The course (Christian Ethics: Money, Sex and Power) I am taking at Mac Div we are evaluated on weekly discussions.
A few days ago, I got a mark on my discussions.
They were better than I expected. Praise the Lord!
Going back to this....the purpose for me to go to Mac Div is not to get good marks. It is not about the results but about the journey. I am happy and I wonder if I am just as happy if my marks are poor (rejoice in all circumstances??).
Well, I have to continue to remind myself about why I started this journey. It is not about the marks. It is often very easy to manipulate the education system to get better grades. To look good on paper. Like taking the same course I took in the audit earlier this year. Or picking an topic which I know full well already.
And God looks at none of that...only our hearts.
Although there are times I am tempted to do so, I have to remind myself, this is all about my spiritual growth and seek His Will.
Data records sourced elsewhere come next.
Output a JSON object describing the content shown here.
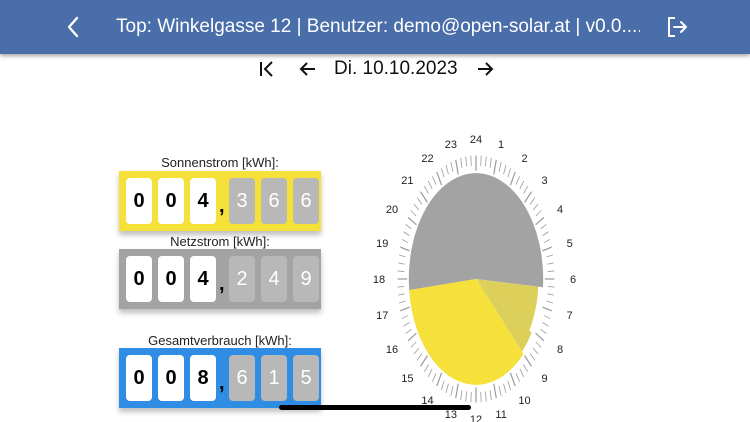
{
  "header": {
    "title": "Top: Winkelgasse 12 | Benutzer: demo@open-solar.at | v0.0...."
  },
  "date_nav": {
    "date": "Di. 10.10.2023"
  },
  "meters": [
    {
      "label": "Sonnenstrom [kWh]:",
      "integer": [
        "0",
        "0",
        "4"
      ],
      "separator": ",",
      "decimals": [
        "3",
        "6",
        "6"
      ],
      "color": "#f5e13a"
    },
    {
      "label": "Netzstrom [kWh]:",
      "integer": [
        "0",
        "0",
        "4"
      ],
      "separator": ",",
      "decimals": [
        "2",
        "4",
        "9"
      ],
      "color": "#a3a3a3"
    },
    {
      "label": "Gesamtverbrauch [kWh]:",
      "integer": [
        "0",
        "0",
        "8"
      ],
      "separator": ",",
      "decimals": [
        "6",
        "1",
        "5"
      ],
      "color": "#2f8de4"
    }
  ],
  "clock": {
    "hour_labels": [
      "1",
      "2",
      "3",
      "4",
      "5",
      "6",
      "7",
      "8",
      "9",
      "10",
      "11",
      "12",
      "13",
      "14",
      "15",
      "16",
      "17",
      "18",
      "19",
      "20",
      "21",
      "22",
      "23",
      "24"
    ],
    "colors": {
      "grid": "#a3a3a3",
      "solar": "#f5e13a",
      "solar_light": "#ddd05a"
    }
  }
}
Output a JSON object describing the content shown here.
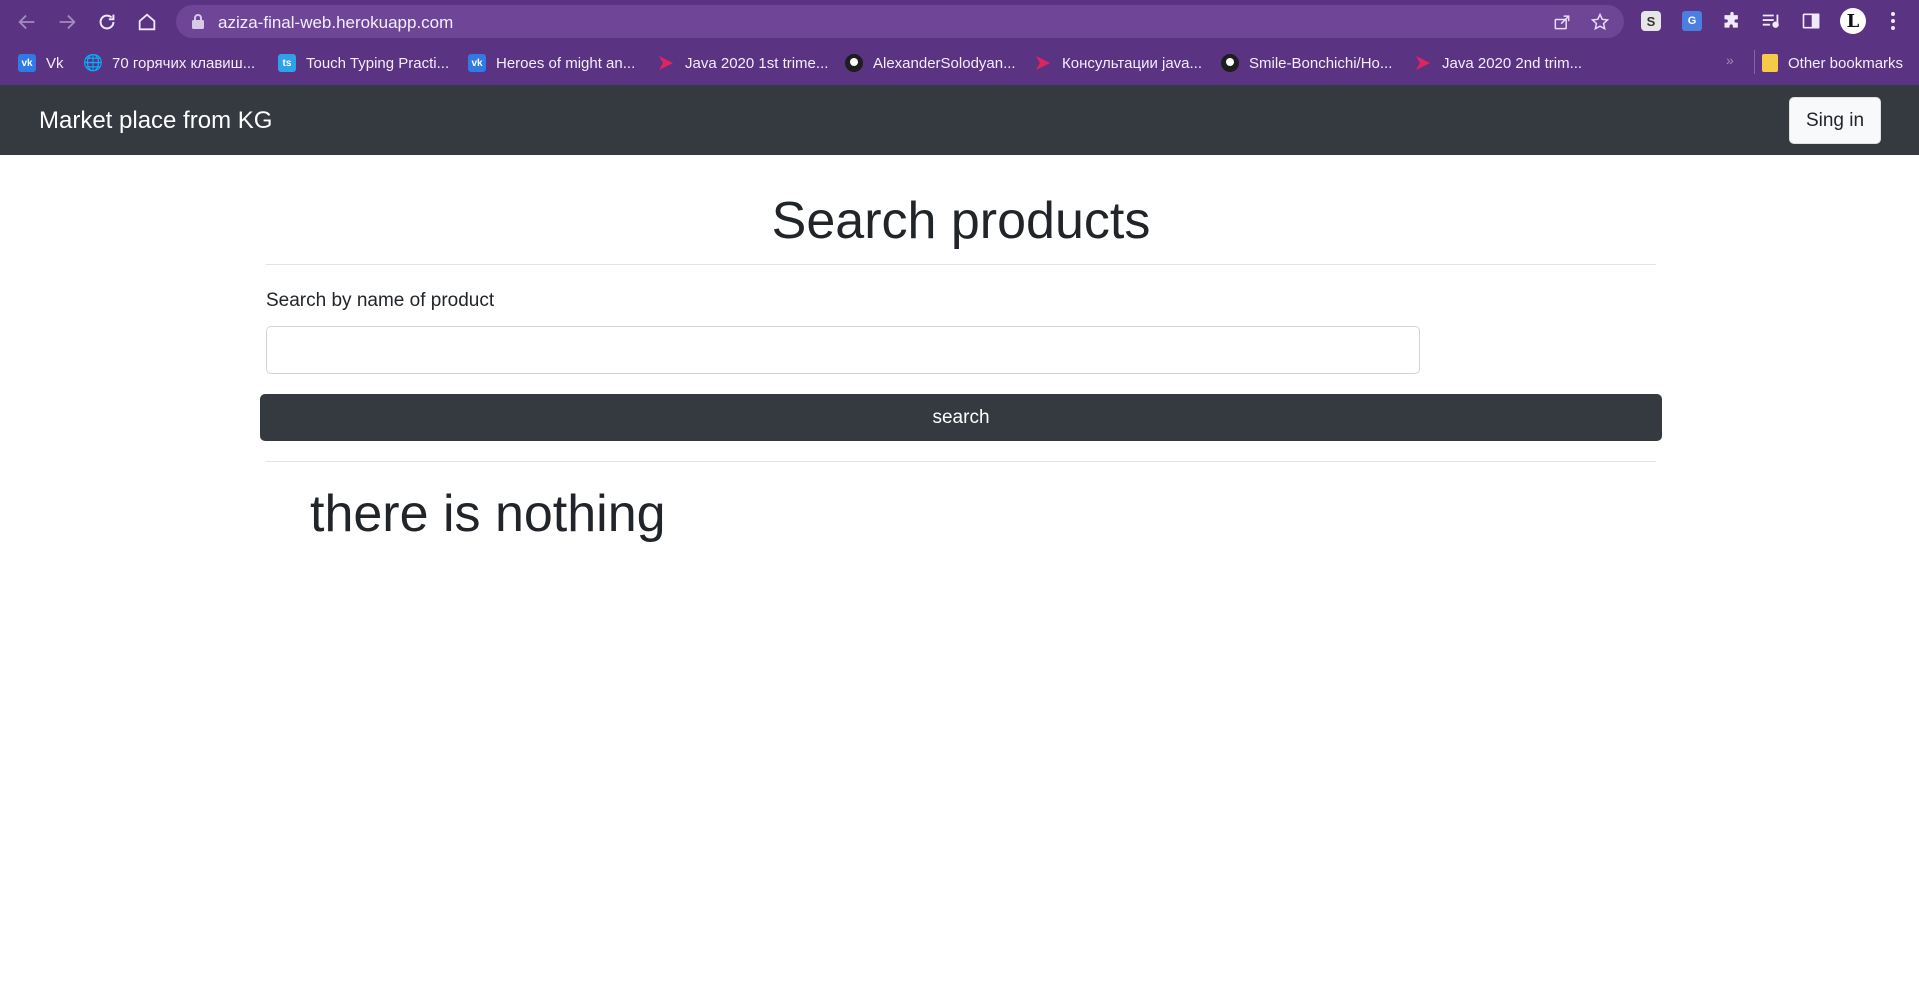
{
  "browser": {
    "url": "aziza-final-web.herokuapp.com",
    "bookmarks": [
      {
        "label": "Vk",
        "icon": "vk-icon"
      },
      {
        "label": "70 горячих клавиш...",
        "icon": "globe-icon"
      },
      {
        "label": "Touch Typing Practi...",
        "icon": "touch-typing-icon"
      },
      {
        "label": "Heroes of might an...",
        "icon": "vk-icon"
      },
      {
        "label": "Java 2020 1st trime...",
        "icon": "java-course-icon"
      },
      {
        "label": "AlexanderSolodyan...",
        "icon": "github-icon"
      },
      {
        "label": "Консультации java...",
        "icon": "java-course-icon"
      },
      {
        "label": "Smile-Bonchichi/Ho...",
        "icon": "github-icon"
      },
      {
        "label": "Java 2020 2nd trim...",
        "icon": "java-course-icon"
      }
    ],
    "other_bookmarks": "Other bookmarks",
    "extensions": {
      "s_label": "S",
      "translate_label": "G",
      "profile_label": "L"
    },
    "colors": {
      "chrome": "#5b3383",
      "omnibox": "#6e4597"
    }
  },
  "navbar": {
    "brand": "Market place from KG",
    "signin_label": "Sing in",
    "color": "#343a40"
  },
  "main": {
    "title": "Search products",
    "search_label": "Search by name of product",
    "search_value": "",
    "search_button": "search",
    "empty_message": "there is nothing"
  }
}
Doing so requires one look hard in the mirror. And when one comes to face to face with one true self, the ugliness and the sinfulness of oneself. It is risky. Risky in one exposing himself and realize who he really is. Risky in not willing to accept one true self. Like the man who stares the mirror and walk away forgetting what he looks like.
As for me, I guess I am radical (or weird...depend on how you see it). I like to find out where that road will lead. And I sometimes I shudder to think like that...because comfort zone is...comforting.
We have one final paper coming for this course. I am going to dig deep. I am going to be discussing on how one Christian should use the blessing (aka money) he received to serve the Kingdom. My questions will include:
- what does Jesus and the Bible say about Christian living with money?
- how does this apply to me? A Christian living in the western country that is wealthy beyond the majority of the world.
And you are welcome to follow the ride (by reading my blog)....though I must say this ride ain't for the faint hearted...for there will be many bumps along the way. And some thoughts and ideas you might be comfortable with.
And I know for me, I will be finding out more than I ever conceive of. I hope that I have the obedience and discipline to conform to His Will..and not mine.